Left to himself, David Linton made a pretence at reading a paper, but his eyes were weary, and presently the sheet crackled to the floor, and lay unheeded. Brownie, coming in softly, thought he had fallen asleep, and tiptoed to the couch with a light rug, which she drew over him. They handled him very carefully; although his clean, hard life had helped him to make a wonderful recovery, his injuries had been severe; and it would be many weeks yet before he could use his leg, even with crutches. The trained nurse from Melbourne, who had been more or less a necessary evil, or, as Jim put it, "an evil necessary," had been dispensed with a week before; and now he had as many attendants as there were inhabitants of Billabong, with Norah as head nurse and Brownie as superintendent, and Jim as right-hand man. Once there had been a plan that Jim should go North, for other experience, after leaving school. But it was never talked of now.

This was the first day, since they had brought her father home, that Norah had been induced to leave him; and then it had taken a command on his part to make her go.

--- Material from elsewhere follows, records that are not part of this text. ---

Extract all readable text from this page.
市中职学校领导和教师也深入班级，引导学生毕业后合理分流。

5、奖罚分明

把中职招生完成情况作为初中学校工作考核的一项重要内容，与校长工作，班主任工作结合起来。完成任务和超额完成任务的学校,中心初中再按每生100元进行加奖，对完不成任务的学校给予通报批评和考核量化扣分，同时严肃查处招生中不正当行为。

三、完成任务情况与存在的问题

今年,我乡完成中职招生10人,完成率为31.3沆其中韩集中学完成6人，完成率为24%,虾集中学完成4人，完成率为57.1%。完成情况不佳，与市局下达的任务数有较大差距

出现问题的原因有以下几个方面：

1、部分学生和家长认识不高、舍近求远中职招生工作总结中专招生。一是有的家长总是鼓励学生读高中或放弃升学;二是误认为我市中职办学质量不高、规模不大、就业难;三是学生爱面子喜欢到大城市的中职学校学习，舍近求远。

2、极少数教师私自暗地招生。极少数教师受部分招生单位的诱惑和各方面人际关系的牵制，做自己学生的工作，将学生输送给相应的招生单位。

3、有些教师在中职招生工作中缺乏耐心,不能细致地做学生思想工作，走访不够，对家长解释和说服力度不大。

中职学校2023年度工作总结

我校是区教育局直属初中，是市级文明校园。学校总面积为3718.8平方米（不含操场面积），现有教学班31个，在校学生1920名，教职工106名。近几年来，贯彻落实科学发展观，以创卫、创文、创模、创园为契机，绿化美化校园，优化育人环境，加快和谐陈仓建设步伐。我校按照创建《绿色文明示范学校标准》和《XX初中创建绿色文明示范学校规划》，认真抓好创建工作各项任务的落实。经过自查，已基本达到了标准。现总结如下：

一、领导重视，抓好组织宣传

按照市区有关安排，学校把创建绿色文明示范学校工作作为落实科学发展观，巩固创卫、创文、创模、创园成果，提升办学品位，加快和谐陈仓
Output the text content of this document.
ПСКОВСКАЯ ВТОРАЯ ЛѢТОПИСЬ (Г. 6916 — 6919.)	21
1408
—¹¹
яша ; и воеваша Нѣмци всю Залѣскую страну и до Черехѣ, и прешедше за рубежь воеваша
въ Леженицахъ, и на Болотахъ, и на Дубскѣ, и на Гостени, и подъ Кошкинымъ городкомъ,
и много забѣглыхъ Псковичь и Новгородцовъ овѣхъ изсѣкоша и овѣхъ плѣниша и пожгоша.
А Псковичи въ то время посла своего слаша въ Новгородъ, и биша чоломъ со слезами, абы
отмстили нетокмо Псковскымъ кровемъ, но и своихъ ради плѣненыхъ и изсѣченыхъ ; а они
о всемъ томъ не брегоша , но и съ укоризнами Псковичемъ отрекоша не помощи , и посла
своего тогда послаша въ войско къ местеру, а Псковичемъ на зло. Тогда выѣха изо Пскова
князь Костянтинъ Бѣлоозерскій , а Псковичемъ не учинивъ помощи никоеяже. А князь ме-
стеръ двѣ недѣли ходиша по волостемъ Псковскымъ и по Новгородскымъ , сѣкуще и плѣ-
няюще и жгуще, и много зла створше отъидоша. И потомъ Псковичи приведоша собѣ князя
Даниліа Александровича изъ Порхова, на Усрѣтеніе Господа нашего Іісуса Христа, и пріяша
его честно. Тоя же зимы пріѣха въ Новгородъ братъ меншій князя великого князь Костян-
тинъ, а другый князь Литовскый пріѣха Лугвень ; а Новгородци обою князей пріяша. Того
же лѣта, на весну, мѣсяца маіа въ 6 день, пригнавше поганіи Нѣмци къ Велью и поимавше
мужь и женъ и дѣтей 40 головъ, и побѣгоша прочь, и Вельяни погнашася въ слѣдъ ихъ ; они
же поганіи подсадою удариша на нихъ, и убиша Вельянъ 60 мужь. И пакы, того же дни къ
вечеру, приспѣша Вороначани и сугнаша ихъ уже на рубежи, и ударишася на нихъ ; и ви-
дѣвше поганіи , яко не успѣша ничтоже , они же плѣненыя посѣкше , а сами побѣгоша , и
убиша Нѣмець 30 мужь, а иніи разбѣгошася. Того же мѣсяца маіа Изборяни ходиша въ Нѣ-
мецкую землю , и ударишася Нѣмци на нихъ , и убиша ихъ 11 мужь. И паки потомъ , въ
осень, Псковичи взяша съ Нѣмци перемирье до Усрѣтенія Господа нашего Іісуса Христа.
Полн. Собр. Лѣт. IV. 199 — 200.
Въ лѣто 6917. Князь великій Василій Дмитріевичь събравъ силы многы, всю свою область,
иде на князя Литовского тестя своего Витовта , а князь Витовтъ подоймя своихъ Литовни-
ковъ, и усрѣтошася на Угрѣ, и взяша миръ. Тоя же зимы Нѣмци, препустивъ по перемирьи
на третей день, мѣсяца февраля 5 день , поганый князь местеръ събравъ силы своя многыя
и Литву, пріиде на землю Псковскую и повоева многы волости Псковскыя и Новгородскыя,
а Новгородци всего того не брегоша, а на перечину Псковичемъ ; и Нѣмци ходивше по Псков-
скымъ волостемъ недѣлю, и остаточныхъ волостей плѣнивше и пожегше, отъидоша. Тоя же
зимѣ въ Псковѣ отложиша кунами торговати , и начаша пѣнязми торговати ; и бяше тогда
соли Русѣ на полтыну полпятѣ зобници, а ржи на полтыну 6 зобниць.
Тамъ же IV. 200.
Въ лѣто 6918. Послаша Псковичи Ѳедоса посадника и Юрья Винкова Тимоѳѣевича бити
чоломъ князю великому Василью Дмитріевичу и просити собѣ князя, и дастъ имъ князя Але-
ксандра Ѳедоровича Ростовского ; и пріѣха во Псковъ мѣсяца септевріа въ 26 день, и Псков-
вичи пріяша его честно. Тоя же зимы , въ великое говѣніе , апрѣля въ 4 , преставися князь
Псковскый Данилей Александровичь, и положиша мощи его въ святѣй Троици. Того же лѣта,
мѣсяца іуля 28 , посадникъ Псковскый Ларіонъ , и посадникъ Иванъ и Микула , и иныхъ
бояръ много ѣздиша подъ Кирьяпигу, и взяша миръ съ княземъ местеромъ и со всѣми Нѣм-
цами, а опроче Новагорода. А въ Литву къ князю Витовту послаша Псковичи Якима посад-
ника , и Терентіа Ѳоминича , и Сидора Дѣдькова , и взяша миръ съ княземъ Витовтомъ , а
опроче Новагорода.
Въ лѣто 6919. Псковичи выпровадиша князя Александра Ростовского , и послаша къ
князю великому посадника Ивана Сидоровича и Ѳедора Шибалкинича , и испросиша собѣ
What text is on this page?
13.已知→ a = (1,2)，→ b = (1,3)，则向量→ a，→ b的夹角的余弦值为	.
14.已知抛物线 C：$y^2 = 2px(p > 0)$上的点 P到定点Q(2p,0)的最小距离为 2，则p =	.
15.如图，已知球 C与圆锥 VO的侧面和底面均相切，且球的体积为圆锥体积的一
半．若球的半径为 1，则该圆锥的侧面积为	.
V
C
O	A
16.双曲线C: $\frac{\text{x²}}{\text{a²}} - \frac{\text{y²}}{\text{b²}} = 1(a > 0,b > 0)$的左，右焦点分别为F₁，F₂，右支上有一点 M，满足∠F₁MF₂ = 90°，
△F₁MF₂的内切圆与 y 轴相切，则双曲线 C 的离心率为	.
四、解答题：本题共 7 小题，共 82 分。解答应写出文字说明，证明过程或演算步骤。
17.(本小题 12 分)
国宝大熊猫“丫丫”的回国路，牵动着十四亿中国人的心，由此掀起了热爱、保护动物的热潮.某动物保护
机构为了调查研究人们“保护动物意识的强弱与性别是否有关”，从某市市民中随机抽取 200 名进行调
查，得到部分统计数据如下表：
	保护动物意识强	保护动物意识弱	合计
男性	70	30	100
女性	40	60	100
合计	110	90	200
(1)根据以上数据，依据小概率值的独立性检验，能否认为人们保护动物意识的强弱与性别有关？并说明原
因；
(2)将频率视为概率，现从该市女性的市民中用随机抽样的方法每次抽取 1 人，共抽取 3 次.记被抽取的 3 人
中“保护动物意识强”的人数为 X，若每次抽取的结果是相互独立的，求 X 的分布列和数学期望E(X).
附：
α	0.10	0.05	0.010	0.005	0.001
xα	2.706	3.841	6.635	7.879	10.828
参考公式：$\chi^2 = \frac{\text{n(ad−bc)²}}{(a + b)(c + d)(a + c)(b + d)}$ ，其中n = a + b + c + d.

She was growing pale and hollow-eyed with the long watching.

Dr. Anderson, whose visits were becoming rarer, had prescribed a tonic, which Norah had taken meekly, and without apparent results.

"The tonic she wants is her own old life," Brownie had said. "Stickin' inside the house all day! it's no wonder she's peakin' and pinin'. Make her go out, sir." So David Linton had asserted himself from his couch; and Jim had taken Norah for a ride over the paddocks, and to call for the mail at the Cross Roads, where the Billabong loose bag was left by the coach three times a week.

He was lying with his eyes fixed on the track when they came out of the trees; both horses at a hand gallop and pulling double. Norah was on Garryowen, her face flushed and laughing, her head thrown back a little as the beautiful bay reefed and plunged forward, enjoying the speed as much as his rider. Jim was a length or so behind on Monarch, whose one ambition at that moment was, in Murty's words, "to get away on him." It was plain that the boy was exulting in the tussle. The sunlight gleamed on the black horse's splendid side as they dashed up the track.

As yet there had been no talk openly of a successor to Bobs—that wound was still too sore. For the present Norah was to ride Garryowen, since Monarch was far too frivolous to stand a long spell; Jim would handle him for the months that must elapse before his father was in the saddle again. Later on, Jim and Mr. Linton had great plans for something very special—a new pony that would not disgrace Bobs' memory, and that would fit the unused rug with the scarlet B that lay locked away in Norah's wardrobe. Other things were locked away in her heart; she never spoke of Bobs. But the two who were her mates knew.